Subsidios, paros, contrabando, compensaciones…

Numa P. Maldonado A.

En el artículo de opinión “Asuntos que los próximos gobiernos deberían resolver urgentemente”, publicado por este diario, señalaba precisamente uno de los aspectos que topa la presente entrega: terminar con las viejas y poderosas mafias que manejan por décadas los fallidos planes de Seguridad Social y de aprovisionamiento energético, mafias en manos de vendepatrias y corruptos, aliados al crimen organizado. Estas mafias, aliadas con falsos lideres gremiales y siempre con altos funcionarios de los gobiernos de turno, están tan bien posesionadas como saqueadores impunes de los recursos naturales del país y de los ahorros de la gente , que ha sido imposible eliminarlas. En el caso de los combustibles (hoy el diésel), han impedido  por cualquier medio que este subsidio, que significa, según el dato oficial, una pérdida de más de  120  millones de dólares /año (y 200 millones si sumamos el robo) al Estada, sea derogado y perjudique a las conocidas mafias, incluido al crimen organizado. De su parte el gobierno, para aplacar este pequeño remezón, ha implementado varias medidas compensatorias (18 en total) en favor de sectores productivos y sociales: transportistas, varios segmentos de agricultores, pescadores y otros, ampliación del Bono de Desarrollo, créditos blandos a pequeños emprendedores…
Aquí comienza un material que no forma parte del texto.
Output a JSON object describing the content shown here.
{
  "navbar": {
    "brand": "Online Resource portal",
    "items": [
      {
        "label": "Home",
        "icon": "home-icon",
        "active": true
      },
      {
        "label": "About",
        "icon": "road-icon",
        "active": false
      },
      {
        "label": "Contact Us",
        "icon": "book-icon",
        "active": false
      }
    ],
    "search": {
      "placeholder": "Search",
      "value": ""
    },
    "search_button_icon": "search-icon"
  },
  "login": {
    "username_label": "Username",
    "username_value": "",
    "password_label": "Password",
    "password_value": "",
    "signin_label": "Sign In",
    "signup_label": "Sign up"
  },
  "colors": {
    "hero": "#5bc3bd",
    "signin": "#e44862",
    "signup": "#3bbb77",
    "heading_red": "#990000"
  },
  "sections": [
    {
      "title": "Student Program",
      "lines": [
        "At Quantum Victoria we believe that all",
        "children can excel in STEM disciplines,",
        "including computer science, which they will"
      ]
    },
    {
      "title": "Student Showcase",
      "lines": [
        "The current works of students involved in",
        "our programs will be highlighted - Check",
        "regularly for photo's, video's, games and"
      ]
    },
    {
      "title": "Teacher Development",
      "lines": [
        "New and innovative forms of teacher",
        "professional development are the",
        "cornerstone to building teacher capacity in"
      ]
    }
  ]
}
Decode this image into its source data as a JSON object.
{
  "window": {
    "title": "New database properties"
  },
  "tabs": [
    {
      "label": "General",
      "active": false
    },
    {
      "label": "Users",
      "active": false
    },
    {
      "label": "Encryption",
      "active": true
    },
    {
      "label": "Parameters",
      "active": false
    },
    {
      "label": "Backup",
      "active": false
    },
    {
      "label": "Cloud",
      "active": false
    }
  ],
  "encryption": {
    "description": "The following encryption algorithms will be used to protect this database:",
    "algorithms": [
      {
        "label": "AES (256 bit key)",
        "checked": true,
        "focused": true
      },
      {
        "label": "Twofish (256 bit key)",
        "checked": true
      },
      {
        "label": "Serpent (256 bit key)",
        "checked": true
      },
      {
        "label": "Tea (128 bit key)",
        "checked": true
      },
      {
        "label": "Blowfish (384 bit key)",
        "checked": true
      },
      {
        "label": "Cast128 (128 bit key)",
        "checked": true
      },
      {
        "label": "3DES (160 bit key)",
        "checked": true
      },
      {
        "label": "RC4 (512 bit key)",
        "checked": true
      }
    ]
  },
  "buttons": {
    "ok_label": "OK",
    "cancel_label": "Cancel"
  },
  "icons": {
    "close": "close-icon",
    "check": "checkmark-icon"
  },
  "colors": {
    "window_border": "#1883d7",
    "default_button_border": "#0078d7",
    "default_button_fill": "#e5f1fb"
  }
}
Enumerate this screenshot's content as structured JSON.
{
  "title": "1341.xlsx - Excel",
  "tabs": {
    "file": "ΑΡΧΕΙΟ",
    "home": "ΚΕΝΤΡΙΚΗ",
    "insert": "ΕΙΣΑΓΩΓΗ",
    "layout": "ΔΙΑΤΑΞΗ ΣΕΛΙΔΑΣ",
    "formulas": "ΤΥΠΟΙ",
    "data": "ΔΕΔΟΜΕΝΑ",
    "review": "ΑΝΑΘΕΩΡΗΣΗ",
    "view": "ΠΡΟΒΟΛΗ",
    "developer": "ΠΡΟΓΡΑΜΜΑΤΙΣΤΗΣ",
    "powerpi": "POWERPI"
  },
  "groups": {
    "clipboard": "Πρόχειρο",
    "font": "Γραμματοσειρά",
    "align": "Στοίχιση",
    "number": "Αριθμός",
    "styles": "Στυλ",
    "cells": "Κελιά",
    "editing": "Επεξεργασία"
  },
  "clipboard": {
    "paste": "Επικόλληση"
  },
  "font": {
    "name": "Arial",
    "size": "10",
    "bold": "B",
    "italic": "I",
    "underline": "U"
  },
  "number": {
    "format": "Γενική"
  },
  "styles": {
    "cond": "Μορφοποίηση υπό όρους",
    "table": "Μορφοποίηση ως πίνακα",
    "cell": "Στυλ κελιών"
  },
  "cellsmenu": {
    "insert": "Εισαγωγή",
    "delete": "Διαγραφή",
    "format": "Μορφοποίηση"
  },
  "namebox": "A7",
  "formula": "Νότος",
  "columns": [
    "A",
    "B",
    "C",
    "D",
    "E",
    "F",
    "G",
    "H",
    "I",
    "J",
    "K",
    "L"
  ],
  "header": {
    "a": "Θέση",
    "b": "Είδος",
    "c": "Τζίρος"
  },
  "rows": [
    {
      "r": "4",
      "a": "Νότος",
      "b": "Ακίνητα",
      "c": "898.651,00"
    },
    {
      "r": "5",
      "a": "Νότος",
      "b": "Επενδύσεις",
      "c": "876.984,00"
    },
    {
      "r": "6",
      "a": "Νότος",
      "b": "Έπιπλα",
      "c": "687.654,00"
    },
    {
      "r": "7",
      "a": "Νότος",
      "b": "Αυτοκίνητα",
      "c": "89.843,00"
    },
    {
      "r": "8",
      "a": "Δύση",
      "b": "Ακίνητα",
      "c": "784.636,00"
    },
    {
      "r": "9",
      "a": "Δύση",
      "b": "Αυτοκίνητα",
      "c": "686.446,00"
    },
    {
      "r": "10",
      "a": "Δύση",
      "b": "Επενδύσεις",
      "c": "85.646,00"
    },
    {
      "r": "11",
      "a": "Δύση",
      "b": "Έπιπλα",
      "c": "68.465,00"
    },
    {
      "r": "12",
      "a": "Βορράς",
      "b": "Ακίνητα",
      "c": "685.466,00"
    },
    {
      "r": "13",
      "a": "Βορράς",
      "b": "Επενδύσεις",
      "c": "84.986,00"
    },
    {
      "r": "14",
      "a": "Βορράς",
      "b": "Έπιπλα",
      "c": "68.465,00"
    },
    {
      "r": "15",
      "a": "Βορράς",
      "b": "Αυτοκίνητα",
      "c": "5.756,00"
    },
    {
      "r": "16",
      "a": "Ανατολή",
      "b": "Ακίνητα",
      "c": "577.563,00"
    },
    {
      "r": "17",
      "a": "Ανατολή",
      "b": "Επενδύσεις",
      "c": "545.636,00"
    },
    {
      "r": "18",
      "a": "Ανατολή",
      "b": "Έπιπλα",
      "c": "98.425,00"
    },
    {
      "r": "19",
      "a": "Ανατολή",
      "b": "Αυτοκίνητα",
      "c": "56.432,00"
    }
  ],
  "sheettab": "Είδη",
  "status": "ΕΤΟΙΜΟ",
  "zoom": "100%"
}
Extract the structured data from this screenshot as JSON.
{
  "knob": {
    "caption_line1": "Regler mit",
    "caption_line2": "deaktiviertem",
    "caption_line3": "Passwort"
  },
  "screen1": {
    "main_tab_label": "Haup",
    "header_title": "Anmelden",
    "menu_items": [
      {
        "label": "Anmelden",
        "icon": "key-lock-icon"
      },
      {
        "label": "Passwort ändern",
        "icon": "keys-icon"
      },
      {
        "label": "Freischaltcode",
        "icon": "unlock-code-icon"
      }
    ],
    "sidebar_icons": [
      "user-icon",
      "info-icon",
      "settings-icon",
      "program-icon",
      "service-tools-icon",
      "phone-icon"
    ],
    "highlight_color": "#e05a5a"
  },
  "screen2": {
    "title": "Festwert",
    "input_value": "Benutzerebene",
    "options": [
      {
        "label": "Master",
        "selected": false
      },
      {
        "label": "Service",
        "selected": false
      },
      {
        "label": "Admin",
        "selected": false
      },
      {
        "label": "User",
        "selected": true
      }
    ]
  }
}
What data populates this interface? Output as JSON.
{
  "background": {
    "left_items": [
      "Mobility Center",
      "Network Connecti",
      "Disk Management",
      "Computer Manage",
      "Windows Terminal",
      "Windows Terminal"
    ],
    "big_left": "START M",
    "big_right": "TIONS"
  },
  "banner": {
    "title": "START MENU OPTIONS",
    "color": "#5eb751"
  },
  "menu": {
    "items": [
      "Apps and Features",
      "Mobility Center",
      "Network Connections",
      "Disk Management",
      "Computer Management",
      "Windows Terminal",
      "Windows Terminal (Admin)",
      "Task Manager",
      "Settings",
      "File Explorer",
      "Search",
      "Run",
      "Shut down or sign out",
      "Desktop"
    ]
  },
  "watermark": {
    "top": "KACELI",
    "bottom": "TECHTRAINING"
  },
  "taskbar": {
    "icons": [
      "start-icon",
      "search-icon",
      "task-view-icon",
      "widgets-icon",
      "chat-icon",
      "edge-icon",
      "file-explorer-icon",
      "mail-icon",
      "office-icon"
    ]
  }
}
Como era de esperar (así es la famosa Ley de la Polaridad, no se diga en un país polarizado políticamente como el Ecuador de hoy), contra la derogatoria del subsidio al diésel, que por más de 50 años ha enriquecido impunemente a mafias muy bien organizadas de contrabandistas y ladrones, la CONAIE (o un sector de ella) junto a ciertos gremios de trabajadores y de la UNE, ha salido a protestar en varios sitios del país, con el derecho que les asiste pero sin provocar desmanes violentos

Hasta aquí, el resumen de la noticia sobre el tema. En lo que sigue, expresaré varias ideas sobre el tema.

Nuestro país es catalogado aún como un Estado con democracia híbrida (una democracia populista, que combina elementos de democracia con autoritarismo), ocupa el lugar 81 del Índice Democrático de una muestra de 167 países (sólo 24 califican como democracias plenas y 59 como regímenes autoritarios (dictaduras). Los países con democracia plena son considerados como los más felices (ejemplo: países nórdicos y en América Canadá, Costa Rica y Uruguay). La Democracia, especialmente la Democracia Plena, es un gran valor, o mejor, un conjunto de valores con elevado contenido ético y moral, que ha impedido que el mundo sucumba a los malos instintos y ambiciones de poder y riqueza.  Con todas sus imperfecciones, es el único instrumento que permite fluir el arte y la ciencia de gobernar un país del buen lado humano, garantizando más equidad, justicia, solidaridad y libertad. Y, al permitirnos razonar con sentido crítico y participar con sanas y valientes sugerencias, y acciones, construir una nueva sociedad, que conduzca a una Paz duradera, antesala del Bienestar o el Bien Común.